In 2022, Webasto made the strategic decision to seek an investor for the wallbox and mobile charger business

Source: Getty/deepblue4you

German automotive component supplier Webasto announced Feb. 9 that Los Angeles–headquartered Transom Capital Group will acquire a majority stake in its EV charging solutions business, as part of Webasto’s divestment plan to focus on its core business areas.

That said, Webasto said that it, however, plans to remain a minority shareholder in the EV charging business solutions division.

The two companies signed a corresponding purchase agreement Feb. 7, Webasto said in its press note.

Notably, Webasto has invested heavily in electric mobility business in recent years in order to expand its product portfolio. In 2022, the company made the strategic decision to seek an investor for the wallbox and mobile charger business. Jefferies acted as exclusive financial advisor to Webasto. 

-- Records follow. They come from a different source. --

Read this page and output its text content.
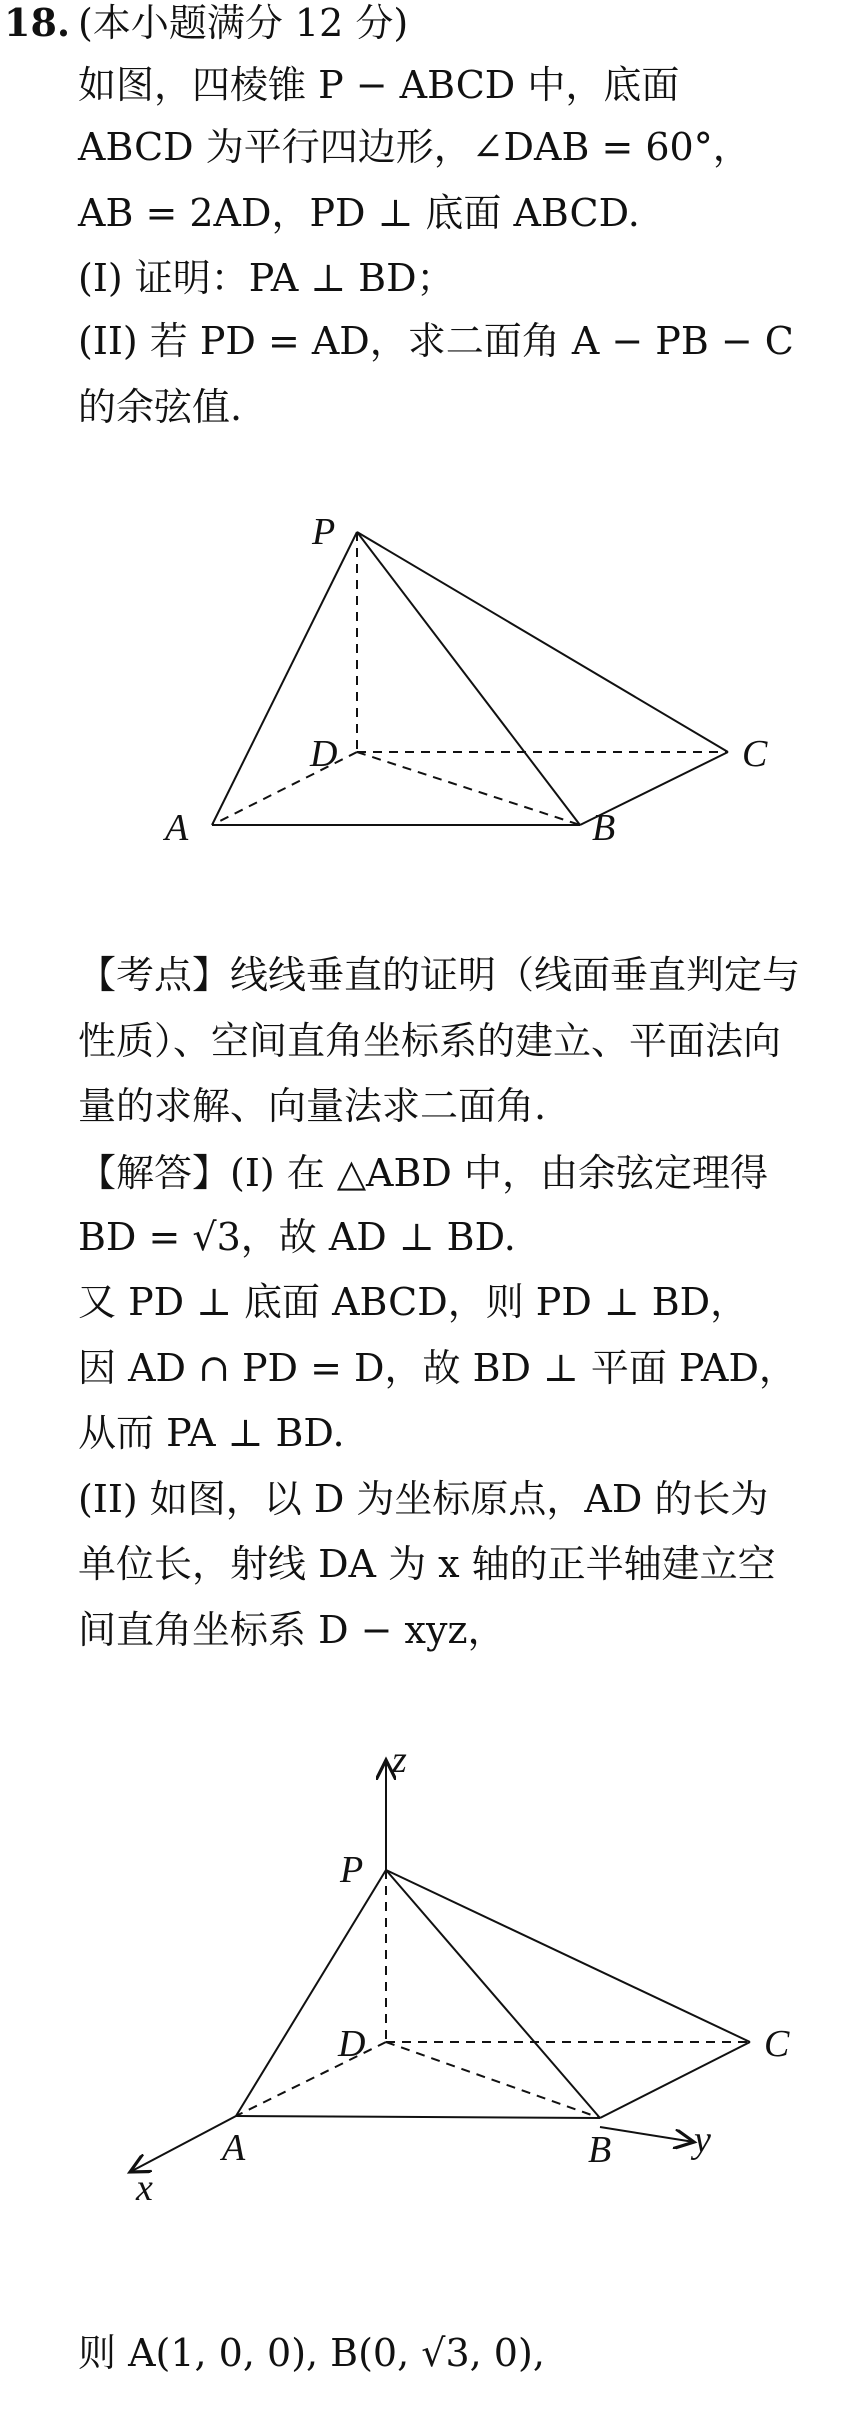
18. (本小题满分 12 分)
如图，四棱锥 P − ABCD 中，底面
ABCD 为平行四边形，∠DAB = 60°，
AB = 2AD，PD ⊥ 底面 ABCD.
(I) 证明：PA ⊥ BD；
(II) 若 PD = AD，求二面角 A − PB − C
的余弦值.
P
D	C
A	B
【考点】线线垂直的证明（线面垂直判定与
性质）、空间直角坐标系的建立、平面法向
量的求解、向量法求二面角.
【解答】(I) 在 △ABD 中，由余弦定理得
BD = √3，故 AD ⊥ BD.
又 PD ⊥ 底面 ABCD，则 PD ⊥ BD，
因 AD ∩ PD = D，故 BD ⊥ 平面 PAD，
从而 PA ⊥ BD.
(II) 如图，以 D 为坐标原点，AD 的长为
单位长，射线 DA 为 x 轴的正半轴建立空
间直角坐标系 D − xyz，
z
P
D	C
A	B y
x
则 A(1, 0, 0), B(0, √3, 0),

The company further updated that it is in close dialogue with the affected employees. The sites in Planegg (Germany), Monrovia (USA) and Guanajuato (Mexico) will be retained by the charging business after the sale, it added.

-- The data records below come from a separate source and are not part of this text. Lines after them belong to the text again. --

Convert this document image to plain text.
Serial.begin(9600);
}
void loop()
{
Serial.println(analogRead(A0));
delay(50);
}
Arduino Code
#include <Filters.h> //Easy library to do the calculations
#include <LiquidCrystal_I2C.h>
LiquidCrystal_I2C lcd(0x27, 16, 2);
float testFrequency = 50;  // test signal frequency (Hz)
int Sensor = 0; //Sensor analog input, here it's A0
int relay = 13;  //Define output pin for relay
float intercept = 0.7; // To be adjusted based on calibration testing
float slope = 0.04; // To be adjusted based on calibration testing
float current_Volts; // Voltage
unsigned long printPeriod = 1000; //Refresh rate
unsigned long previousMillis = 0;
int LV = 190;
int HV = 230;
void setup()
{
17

Commenting on the matter, Webasto Chief Technology Officer Marcel Bartling said: “I am pleased that we have gained a partner that will continue the success story of our charging solutions business while continuing to offer development opportunities to the many highly qualified colleagues who are part of the business. At the same time, this move allows Webasto to concentrate on its core business areas.”

Adding to that, Russ Roenick, founder and managing partner at Transom Capital Group, said: “It is a rare opportunity that we can invest in a business of significant scale, in an underlying market that is on a historic hockey stick growth curve. Charging is at the forefront of the global transition toward EVs and we are super excited to partner with Webasto to continue to grow the Charging solutions business.”